Nothing has broken during the test period.

It feels comfortable around my head. It stays in place without slipping and without any constricting feeling.

Like I said in the Field Report:

The light sticks out further than other LED headlamps I have used, so my hair or hood don't block the light as easily.

The elastic band is just barely big enough, but I have a large head, so it should be big enough for almost all people.

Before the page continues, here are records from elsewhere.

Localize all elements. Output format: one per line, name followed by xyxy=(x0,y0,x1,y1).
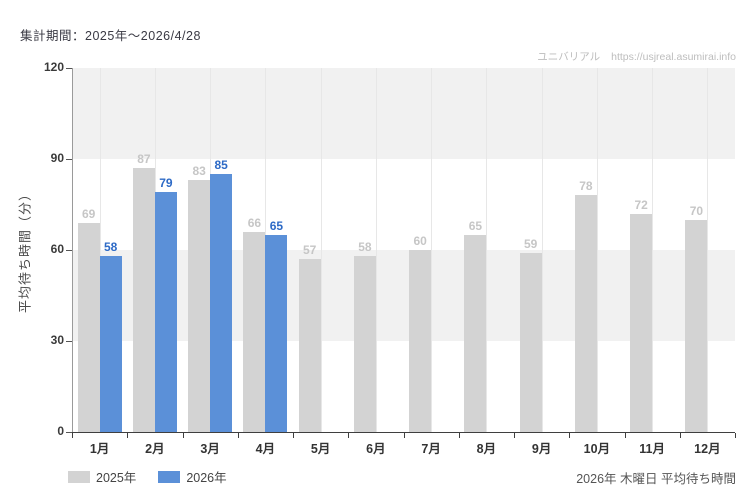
vertical-gridline xyxy=(320,68,322,432)
bar-value-label: 87 xyxy=(137,152,151,167)
legend-item-2025年[interactable]: 2025年 xyxy=(68,467,136,486)
bar-value-label: 59 xyxy=(523,237,538,252)
x-tick-label-5月: 5月 xyxy=(310,442,331,456)
x-axis-tick xyxy=(182,433,184,438)
x-axis-tick xyxy=(293,433,294,438)
y-axis-tick xyxy=(66,68,72,69)
y-tick-label-60: 60 xyxy=(50,242,64,256)
x-tick-label-1月: 1月 xyxy=(89,442,110,456)
x-axis-tick xyxy=(127,433,129,438)
y-tick-label-120: 120 xyxy=(43,60,64,74)
legend-swatch-2026年 xyxy=(158,470,181,483)
y-axis-tick xyxy=(66,341,72,342)
x-tick-label-9月: 9月 xyxy=(531,442,552,456)
x-axis-tick xyxy=(514,433,515,438)
vertical-gridline xyxy=(431,68,433,432)
x-axis-tick xyxy=(237,433,239,438)
x-tick-label-7月: 7月 xyxy=(421,442,441,456)
y-tick-label-30: 30 xyxy=(50,333,64,347)
vertical-gridline xyxy=(707,68,709,432)
x-tick-label-6月: 6月 xyxy=(366,442,386,456)
bar-2025年 xyxy=(574,195,597,432)
vertical-gridline xyxy=(375,68,377,432)
x-axis-tick xyxy=(348,433,350,438)
legend-swatch-2025年 xyxy=(68,470,90,483)
x-tick-label-8月: 8月 xyxy=(476,442,497,456)
bar-value-label: 79 xyxy=(159,176,173,191)
watermark: ユニバリアル https://usjreal.asumirai.info xyxy=(529,49,736,64)
vertical-gridline xyxy=(99,68,101,432)
x-tick-label-11月: 11月 xyxy=(639,442,665,456)
legend: 2025年 2026年 xyxy=(68,467,227,486)
vertical-gridline xyxy=(596,68,598,432)
x-axis-tick xyxy=(403,433,405,438)
chart-caption: 2026年 木曜日 平均待ち時間 xyxy=(576,472,736,486)
x-tick-label-12月: 12月 xyxy=(694,442,721,456)
legend-item-2026年[interactable]: 2026年 xyxy=(158,467,227,486)
x-axis-tick xyxy=(679,433,681,438)
y-axis-tick xyxy=(66,159,72,160)
bar-value-label: 60 xyxy=(413,234,427,248)
y-axis-line xyxy=(72,68,73,432)
x-axis-tick xyxy=(72,433,73,438)
x-tick-label-10月: 10月 xyxy=(583,442,611,456)
bar-value-label: 72 xyxy=(634,197,648,212)
vertical-gridline xyxy=(652,68,654,432)
bar-2025年 xyxy=(77,222,100,432)
bar-2026年 xyxy=(154,192,177,432)
x-axis-line xyxy=(72,432,735,433)
grid-band xyxy=(72,68,735,159)
bar-2026年 xyxy=(265,234,288,432)
bar-value-label: 65 xyxy=(269,218,284,233)
bar-2026年 xyxy=(210,174,233,432)
vertical-gridline xyxy=(541,68,543,432)
bar-2025年 xyxy=(519,253,542,432)
x-axis-tick xyxy=(735,433,736,438)
bar-2025年 xyxy=(685,219,708,432)
bar-value-label: 58 xyxy=(358,240,372,255)
bar-value-label: 85 xyxy=(214,158,228,173)
x-axis-tick xyxy=(624,433,626,438)
plot-area: 69 87 83 66 57 58 60 65 59 78 72 70 58 79 85 65 xyxy=(66,68,736,438)
bar-2025年 xyxy=(353,256,376,432)
bar-2025年 xyxy=(464,234,487,432)
y-tick-label-90: 90 xyxy=(50,151,64,165)
bar-value-label: 58 xyxy=(103,240,118,255)
bar-value-label: 66 xyxy=(247,215,262,230)
x-tick-label-4月: 4月 xyxy=(255,442,276,456)
bar-2025年 xyxy=(298,259,321,432)
y-axis-tick xyxy=(66,432,72,433)
report-period-title: 集計期間：2025年～2026/4/28 xyxy=(20,29,201,43)
bar-value-label: 65 xyxy=(468,218,483,233)
bar-2025年 xyxy=(630,213,653,432)
x-axis-tick xyxy=(569,433,571,438)
x-axis-tick xyxy=(458,433,460,438)
bar-2025年 xyxy=(132,168,155,432)
x-tick-label-2月: 2月 xyxy=(145,442,165,456)
bar-value-label: 78 xyxy=(579,179,593,194)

The on-off button still works like it did initially - it takes a lot of pressure to push, but that means it didn't ever accidentally come on when in my backpack.

It takes a lot of pressure to rotate the head to adjust the light for close up or far away illumination. This is just a minor criticism.


This headlamp has met my expectations. Any criticisms are minor.

I will continue to use this on my backpack trips in the future.

I will never go back to a hand-held flashlight. The headlamp is much more usable.

I will never go back to a non-LED light - it lasts so much longer on a set of batteries than older technology lights.

Thanks to Princeton Tec and for letting me test this.